Eine Krankenschwester fand heraus, was dem Staat offenbar entgangen war, nämlich dass Interpol eine Akte über Rwamucyo als Völkermordverdächtigen führte. Nachdem Rwamucyo sie wegen ihres Körpergewichts beleidigt hatte, googlete sie den Namen des Arztes und machte die Information öffentlich. Rwamucyo wurde daraufhin vom Dienst suspendiert. Inzwischen hat er Frankreich verlassen und sich in Belgien niedergelassen. Dort will man ihm einen vorläufigen Aufenthaltstitel gewähren, aber auch den Prozess machen.
Auch im Prozess gegen den nationalistischen französischen Schriftsteller Pierre Péan spielte der Völkermord in Ruanda in den vergangenen Wochen eine Rolle. Péan hatte im Winter 2006 in einem Buch unter dem Titel »Schwarzer Furor, weiße Lügner« gegen angebliche Nestbeschmutzer in Frankreich gewettert, die dem eigenen Land eine Mitschuld an den Massakern in Ruanda gäben. Péan vermutete ein Komplott des »derzeitigen stalinistischen Regimes in Ruanda«, welches zudem von den USA gegen den französischen Einfluss in Afrika unterstützt werde. Bei den Tutsi gebe es traditionell eine »Kultur der Lüge«, deshalb höre man besser nicht zu sehr auf Aussagen über den Völkermord.
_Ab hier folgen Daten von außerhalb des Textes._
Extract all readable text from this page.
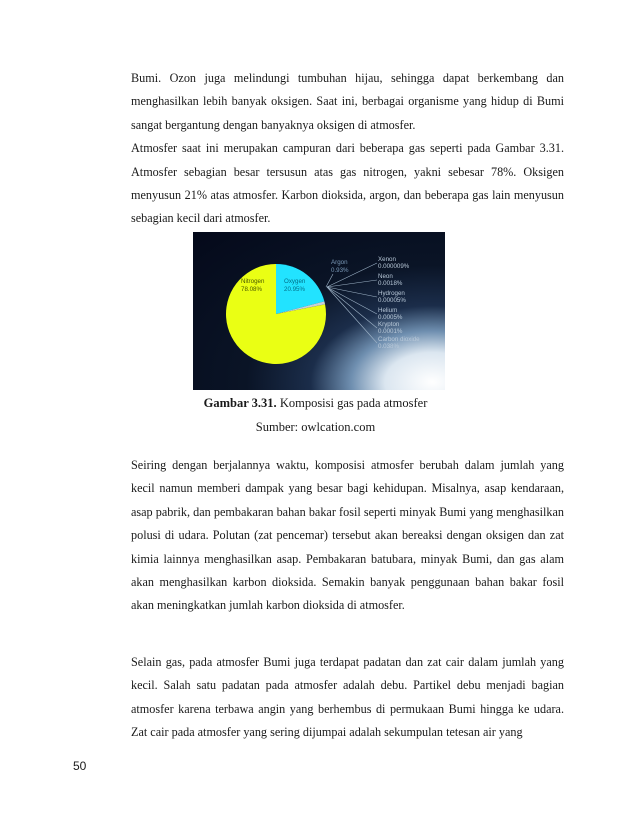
Bumi. Ozon juga melindungi tumbuhan hijau, sehingga dapat berkembang dan menghasilkan lebih banyak oksigen. Saat ini, berbagai organisme yang hidup di Bumi sangat bergantung dengan banyaknya oksigen di atmosfer.

Atmosfer saat ini merupakan campuran dari beberapa gas seperti pada Gambar 3.31. Atmosfer sebagian besar tersusun atas gas nitrogen, yakni sebesar 78%. Oksigen menyusun 21% atas atmosfer. Karbon dioksida, argon, dan beberapa gas lain menyusun sebagian kecil dari atmosfer.

Nitrogen
78.08%
Oxygen
20.95%
Argon
0.93%
Xenon
0.000009%
Neon
0.0018%
Hydrogen
0.00005%
Helium
0.0005%
Krypton
0.0001%
Carbon dioxide
0.038%
Gambar 3.31. Komposisi gas pada atmosfer
Sumber: owlcation.com
Seiring dengan berjalannya waktu, komposisi atmosfer berubah dalam jumlah yang kecil namun memberi dampak yang besar bagi kehidupan. Misalnya, asap kendaraan, asap pabrik, dan pembakaran bahan bakar fosil seperti minyak Bumi yang menghasilkan polusi di udara. Polutan (zat pencemar) tersebut akan bereaksi dengan oksigen dan zat kimia lainnya menghasilkan asap. Pembakaran batubara, minyak Bumi, dan gas alam akan menghasilkan karbon dioksida. Semakin banyak penggunaan bahan bakar fosil akan meningkatkan jumlah karbon dioksida di atmosfer.
Selain gas, pada atmosfer Bumi juga terdapat padatan dan zat cair dalam jumlah yang kecil. Salah satu padatan pada atmosfer adalah debu. Partikel debu menjadi bagian atmosfer karena terbawa angin yang berhembus di permukaan Bumi hingga ke udara. Zat cair pada atmosfer yang sering dijumpai adalah sekumpulan tetesan air yang
50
Die Vereinigung SOS Racisme hatte Péan wegen rassistischer Hetze gegen eine Bevölkerungsgruppe angezeigt. Am Mittwoch vergangener Woche wurde der Schriftsteller in zweiter Instanz freigesprochen. Seine Auslassungen seien durch die Meinungsfreiheit geschützt, lautete die Urteilsbegründung.

Vergangene Woche wurden in Deutschland die beiden obersten internationalen Chefs der Terrormiliz FLDR (Demokratische Kräfte zur Befreiung Rwandas) verhaftet. Die FLDR ist eine Miliz, die mutmaßlich rund 7 000 im Osten der Demokratischen Republik Kongo agierende Kämpfer unter Waffen hat und überwiegend aus früheren génocidaires besteht. Diese waren nach dem Sturz des ruandischen Völkermordregimes im Juli 1994 in den Osten des Kongo geflüchtet und terrorisieren seitdem die Bevölkerung in mehreren entlegenen Regionen.
Ignace Murwanashyaka lebte seit mehreren Jahren unbehelligt in Mannheim. Unter dem ­erheblichen Druck der kongolesischen Regierung und der USA verhafteten die deutschen Behörden ihn und seinen Stellvertreter Straton Musoni. Den beiden werden Kriegsverbrechen und Verbrechen gegen die Menschheit vorgeworfen.
Die kongolesische Regierung hat nun nachgelegt und betont, die FLDR verfügten noch über Netzwerke, die etwa für Finanzierung und Bewaffnung sorgten, in einigen Städten im Osten des Kongo wie Bukavu, in Tansania und in Frankreich. Sie forderte Frankreich nun ebenfalls zu verbindlicher Kooperation in dieser Angelegenheit auf. Die französischen Behörden beeilten sich, die Verhaftung Murwanashyakas in Deutschland zu »begrüßen«. Dem Netzwerk der noch aktiven Völkermordmilizen dürfte dadurch ein höchst empfindlicher Schlag versetzt worden sein.